O Brain Gym promete deixar nossas mentes mais fortes e flexíveis: o truque é achar o prazer

por Bruno Torturra Nogueira em

 

 

Você senta ao computador e jura a si mesmo que vai manter o foco. Já desligou o celular, a internet, a TV e pediu aos convivas que o deixem em paz. Grato a si mesmo pelo que está prestes a fazer, coloca um headfone e aperta start.

“Gah... Dah... Gah... Dah... Dah... Dah... Gah... Gah...”

E assim vão 15 min de uma hora cheia, “gahs” e “dahs” alternando-se em sequências e velocidades diferentes. Seu trabalho é clicar no “gah” quando ouve um “gah” e clicar no “dah” quando a mesma voz masculina lhe entoa um “dah”. “Bah!”, diz o já entediado leitor.
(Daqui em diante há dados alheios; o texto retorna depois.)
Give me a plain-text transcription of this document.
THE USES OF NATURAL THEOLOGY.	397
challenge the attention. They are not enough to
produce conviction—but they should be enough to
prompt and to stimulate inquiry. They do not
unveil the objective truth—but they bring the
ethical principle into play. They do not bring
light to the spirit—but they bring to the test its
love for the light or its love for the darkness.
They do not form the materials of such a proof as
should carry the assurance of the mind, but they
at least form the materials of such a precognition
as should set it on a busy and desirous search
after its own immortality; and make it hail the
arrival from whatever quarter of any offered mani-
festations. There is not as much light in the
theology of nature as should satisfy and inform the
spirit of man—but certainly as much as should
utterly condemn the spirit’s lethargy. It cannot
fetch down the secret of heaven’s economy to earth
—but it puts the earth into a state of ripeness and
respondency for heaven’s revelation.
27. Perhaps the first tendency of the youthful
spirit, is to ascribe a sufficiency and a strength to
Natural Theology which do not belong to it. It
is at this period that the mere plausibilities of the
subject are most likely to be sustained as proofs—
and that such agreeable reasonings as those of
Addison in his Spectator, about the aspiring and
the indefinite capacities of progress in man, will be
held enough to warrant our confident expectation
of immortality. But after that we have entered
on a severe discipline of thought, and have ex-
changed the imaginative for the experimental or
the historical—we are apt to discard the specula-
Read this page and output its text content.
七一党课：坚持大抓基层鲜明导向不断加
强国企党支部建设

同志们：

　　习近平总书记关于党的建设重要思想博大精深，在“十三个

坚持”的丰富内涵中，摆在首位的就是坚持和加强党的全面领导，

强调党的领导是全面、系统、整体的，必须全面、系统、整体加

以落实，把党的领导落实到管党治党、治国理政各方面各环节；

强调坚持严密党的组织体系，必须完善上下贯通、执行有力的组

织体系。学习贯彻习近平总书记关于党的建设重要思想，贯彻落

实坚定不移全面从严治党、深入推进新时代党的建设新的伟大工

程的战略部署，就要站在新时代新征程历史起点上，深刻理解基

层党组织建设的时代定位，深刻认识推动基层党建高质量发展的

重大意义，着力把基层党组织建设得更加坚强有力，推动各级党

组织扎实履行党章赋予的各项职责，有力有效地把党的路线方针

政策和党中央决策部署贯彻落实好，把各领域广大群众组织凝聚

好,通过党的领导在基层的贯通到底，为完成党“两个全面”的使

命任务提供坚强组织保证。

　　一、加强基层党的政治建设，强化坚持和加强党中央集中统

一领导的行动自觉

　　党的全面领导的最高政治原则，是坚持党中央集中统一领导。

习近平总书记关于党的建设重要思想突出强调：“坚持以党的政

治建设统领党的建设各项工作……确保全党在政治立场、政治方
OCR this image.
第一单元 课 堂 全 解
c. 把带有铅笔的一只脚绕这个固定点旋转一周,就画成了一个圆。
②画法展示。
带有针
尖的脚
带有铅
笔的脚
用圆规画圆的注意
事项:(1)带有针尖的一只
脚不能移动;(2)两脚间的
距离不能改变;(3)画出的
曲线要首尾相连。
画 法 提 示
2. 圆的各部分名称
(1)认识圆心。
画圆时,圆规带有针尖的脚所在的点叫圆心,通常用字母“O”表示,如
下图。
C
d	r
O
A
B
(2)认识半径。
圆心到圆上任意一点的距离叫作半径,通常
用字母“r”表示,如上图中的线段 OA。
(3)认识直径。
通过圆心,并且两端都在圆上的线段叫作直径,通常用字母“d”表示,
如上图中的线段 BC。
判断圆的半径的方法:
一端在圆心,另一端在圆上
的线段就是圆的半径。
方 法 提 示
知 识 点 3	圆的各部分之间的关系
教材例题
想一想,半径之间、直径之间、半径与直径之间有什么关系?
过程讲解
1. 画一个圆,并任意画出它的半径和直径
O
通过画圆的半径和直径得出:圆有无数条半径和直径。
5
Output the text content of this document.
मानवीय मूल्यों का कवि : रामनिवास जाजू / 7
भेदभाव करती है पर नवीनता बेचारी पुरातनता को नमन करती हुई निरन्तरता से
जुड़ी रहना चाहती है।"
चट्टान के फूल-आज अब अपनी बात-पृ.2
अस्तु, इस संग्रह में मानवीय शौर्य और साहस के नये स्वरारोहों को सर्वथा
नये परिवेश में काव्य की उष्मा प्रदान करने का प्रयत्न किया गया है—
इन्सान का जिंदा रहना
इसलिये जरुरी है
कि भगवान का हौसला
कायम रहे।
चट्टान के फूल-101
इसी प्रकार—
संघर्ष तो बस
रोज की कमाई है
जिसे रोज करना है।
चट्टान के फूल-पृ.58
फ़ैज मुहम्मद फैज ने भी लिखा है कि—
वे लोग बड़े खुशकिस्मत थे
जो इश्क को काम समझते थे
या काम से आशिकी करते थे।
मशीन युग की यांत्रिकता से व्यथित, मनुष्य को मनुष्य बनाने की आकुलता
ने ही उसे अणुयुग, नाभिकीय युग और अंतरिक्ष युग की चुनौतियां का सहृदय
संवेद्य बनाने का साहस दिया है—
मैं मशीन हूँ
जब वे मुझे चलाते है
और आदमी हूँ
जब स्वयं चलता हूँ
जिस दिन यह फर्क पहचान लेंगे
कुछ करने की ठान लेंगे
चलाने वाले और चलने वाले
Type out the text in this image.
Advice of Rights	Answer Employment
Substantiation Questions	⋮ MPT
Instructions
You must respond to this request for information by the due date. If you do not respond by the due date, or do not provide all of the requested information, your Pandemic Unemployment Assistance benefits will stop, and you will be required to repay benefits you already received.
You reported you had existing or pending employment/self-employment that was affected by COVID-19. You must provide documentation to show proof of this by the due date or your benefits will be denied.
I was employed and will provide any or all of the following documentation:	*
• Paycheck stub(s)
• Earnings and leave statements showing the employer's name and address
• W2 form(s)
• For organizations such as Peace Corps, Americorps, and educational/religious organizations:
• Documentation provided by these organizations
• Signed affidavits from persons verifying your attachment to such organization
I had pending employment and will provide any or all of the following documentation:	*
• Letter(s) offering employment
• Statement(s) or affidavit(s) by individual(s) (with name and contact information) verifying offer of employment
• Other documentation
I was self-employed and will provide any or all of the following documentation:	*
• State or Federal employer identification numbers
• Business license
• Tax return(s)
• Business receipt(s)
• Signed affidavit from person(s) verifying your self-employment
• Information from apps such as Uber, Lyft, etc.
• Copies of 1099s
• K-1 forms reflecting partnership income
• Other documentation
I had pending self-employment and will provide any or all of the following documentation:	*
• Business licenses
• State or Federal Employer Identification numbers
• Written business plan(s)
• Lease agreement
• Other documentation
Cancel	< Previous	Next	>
Se lhe soa um tanto chato, ou deveras besta, saiba que se trata do segundo exercício de uma série que promete lapidar uma das pedras filosofais da neurociência: aprimorar a performance cerebral e impedir a queda das funções cognitivas que o tempo impõe a nossos preciosos miolos.

Esse é o objetivo, que já se provou viável, do que vem se popularizando como Brain Gym, ginástica cerebral. A base de tudo é uma descoberta que começou em experimentos dos anos 60, mas que se cravou como verdade há pouco mais de dez anos, quando Mike Mezernich, um cientista de San Francisco, arrancou um dedo de uma macaca para dar uma mãozinha ao ser humano.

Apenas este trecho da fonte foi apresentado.